Gartner distinguished analyst Avivah Litan argued in a blog post that rather than going through the courts to “strong arm” Apple into writing code “that potentially harms the rest of us in significant ways,” the Feds should take a data science-led approach, analyzing metadata with advanced algorithms and analytics to help with their investigation.

Although the shooters destroyed two devices, likely to have been used to organize the attack, the FBI knows the number of the personal/work iPhone that is at the center of the current court case.

“Its agents can obtain location and cellular records on other phones that traveled alongside that iPhone as the terrorists moved around,” she explained. “It can be reasonably assumed that the San Bernardino terrorists carried both their personal and ‘work’ phones on them together at the same time, most of the time for the mere sake of convenience.”

Citing an unnamed former intelligence officer, she claimed the FBI could first make several assumptions about the attack: that the two shooters used a dedicated device to organize the plot; visited the scene of the attack at least once in the days leading up to the incident; and that they turned the “operational” device off shortly beforehand.

“A good investigator could take the assumptions above and then go scan cellular network records (which they already have the right to obtain) to try and find this assumed pattern of behavior – starting with the shooter’s iPhone as an anchor data element,” Litan explained.

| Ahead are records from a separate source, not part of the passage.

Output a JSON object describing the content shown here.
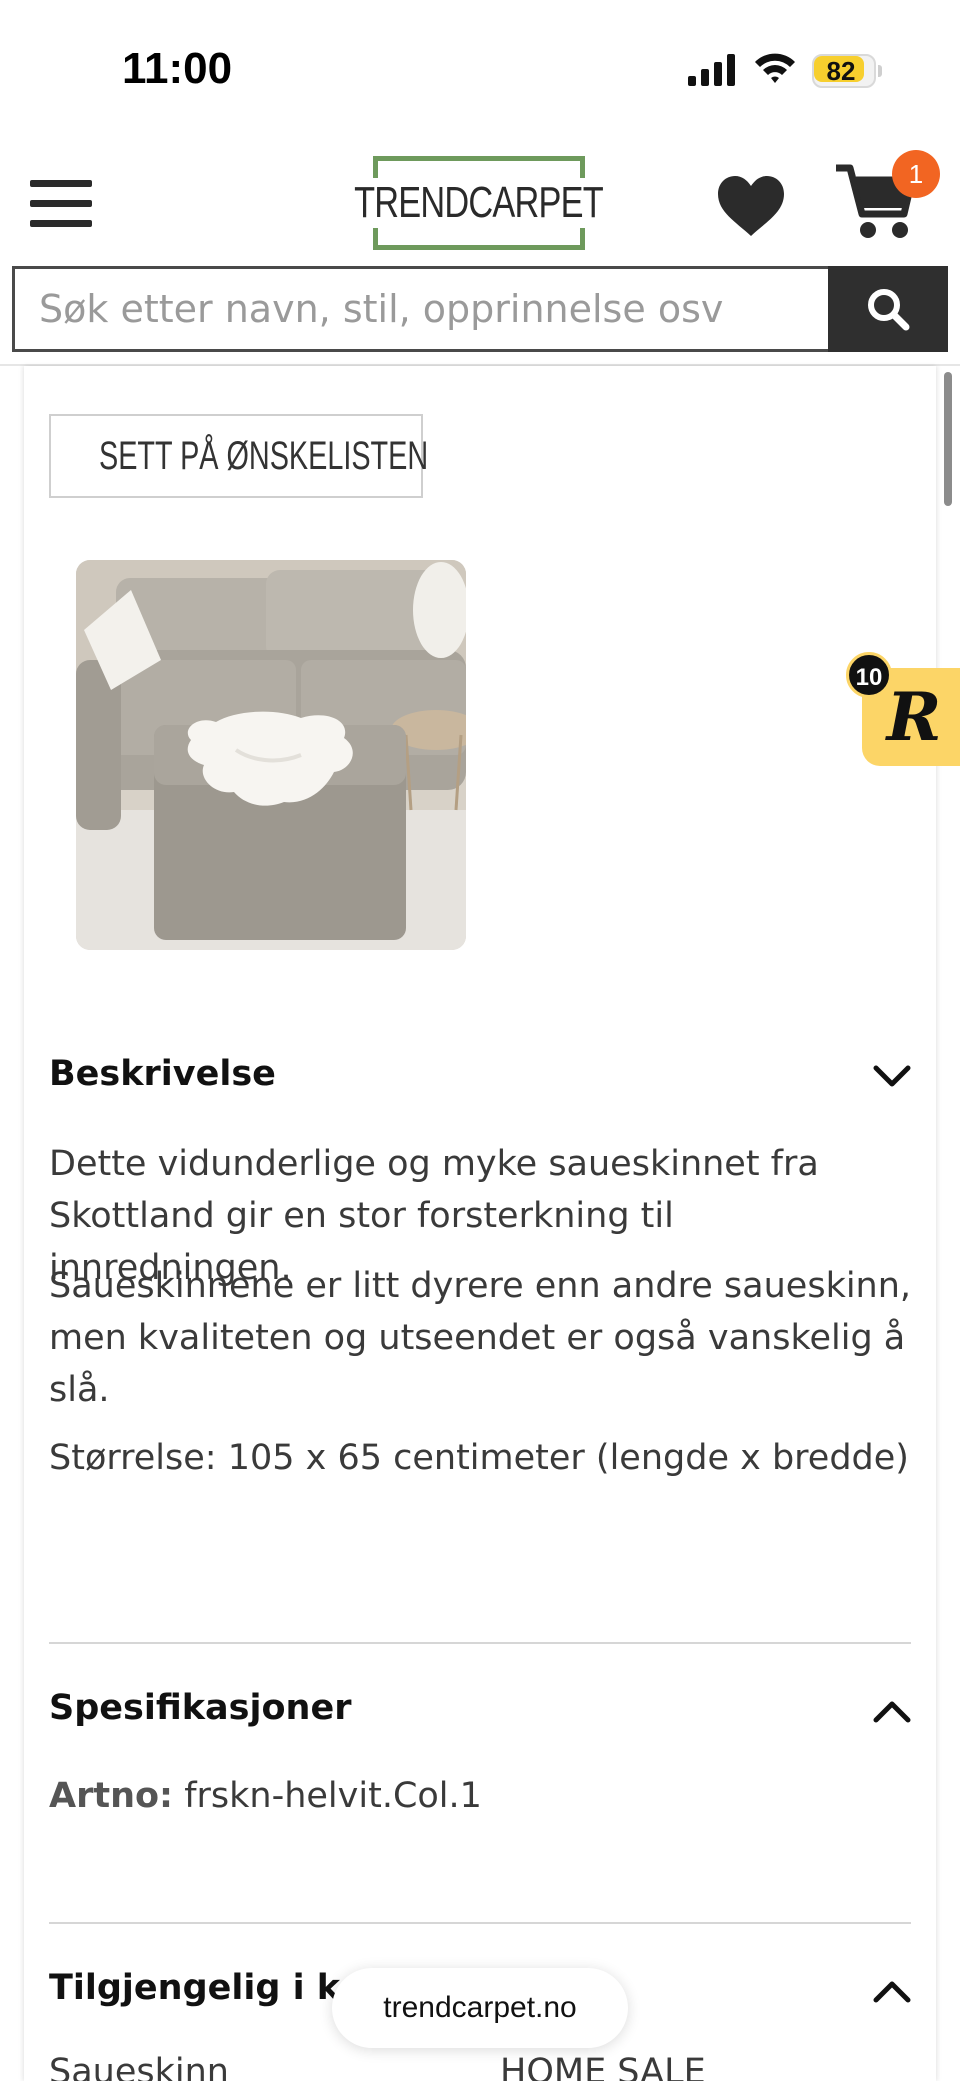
{
  "status_bar": {
    "time": "11:00",
    "battery_level": "82",
    "icons": [
      "signal-icon",
      "wifi-icon",
      "battery-icon"
    ]
  },
  "header": {
    "logo_text": "TRENDCARPET",
    "cart_count": "1",
    "icons": [
      "menu-icon",
      "heart-icon",
      "cart-icon"
    ]
  },
  "search": {
    "placeholder": "Søk etter navn, stil, opprinnelse osv",
    "button_icon": "search-icon"
  },
  "product": {
    "wishlist_label": "SETT PÅ ØNSKELISTEN",
    "image_alt": "Sofa med hvitt saueskinn"
  },
  "description": {
    "title": "Beskrivelse",
    "paragraphs": [
      "Dette vidunderlige og myke saueskinnet fra Skottland gir en stor forsterkning til innredningen.",
      "Saueskinnene er litt dyrere enn andre saueskinn, men kvaliteten og utseendet er også vanskelig å slå.",
      "Størrelse: 105 x 65 centimeter (lengde x bredde)"
    ]
  },
  "specifications": {
    "title": "Spesifikasjoner",
    "artno_label": "Artno:",
    "artno_value": "frskn-helvit.Col.1"
  },
  "categories": {
    "title": "Tilgjengelig i kat",
    "items": [
      "Saueskinn",
      "HOME SALE"
    ]
  },
  "floating_badge": {
    "letter": "R",
    "count": "10"
  },
  "browser": {
    "url": "trendcarpet.no"
  },
  "colors": {
    "logo_green": "#6e9a5c",
    "cart_badge": "#f26522",
    "battery": "#f7cf2e",
    "badge_yellow": "#fcd567",
    "search_button": "#2f2f2f"
  }
}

“Using data mining and various algorithms, they could pinpoint the attackers’ communications and discover the network of individuals they communicated with, some of which no doubt would be the collaborators the FBI and the rest of us are so eager to find. (For whatever it is worth, I doubt very much Farook left a trail of any collaborators on his work/personal iPhone when he went to the trouble to smash two other phones he possessed into smithereens before his attack).”

Even if Apple were to grant the FBI access to the iPhone in question, using this kind of metadata should be more efficient than listening to hours of phone conversations or reading reams of texts and emails, where any important information can be hard to spot, she added.

That’s an argument also made by former NSA technical director, William Binney, who testified to the Joint Committee on the Draft Investigatory Powers Bill in January that mass surveillance has cost lives in the past because it inundates analysts with data.

“The alternative approach based on experience is to use social networks as defined by metadata relationships and some additional rules to smartly select data from the tens of terabytes flowing by,” he said at the time.

By analyzing the metadata culled from the San Bernardino investigation, the FBI could discover patterns of communications indicating links with fellow terrorists and sympathizers, and from there link to the IP addresses and phone numbers of these people.

“There’s plenty of data out there for the FBI to work with,” concludes Litan. “I wish they would stop bullying Apple and the technology industry around and spend their time and energy instead on figuring out how to rise to the challenge.”

Apple got a boost in its legal battle with the US Justice Department this week when a Brooklyn magistrate in a separate case backed the tech giant, claiming the All Writs Act of 1789 couldn’t be used to compel Apple to circumvent the security of a device.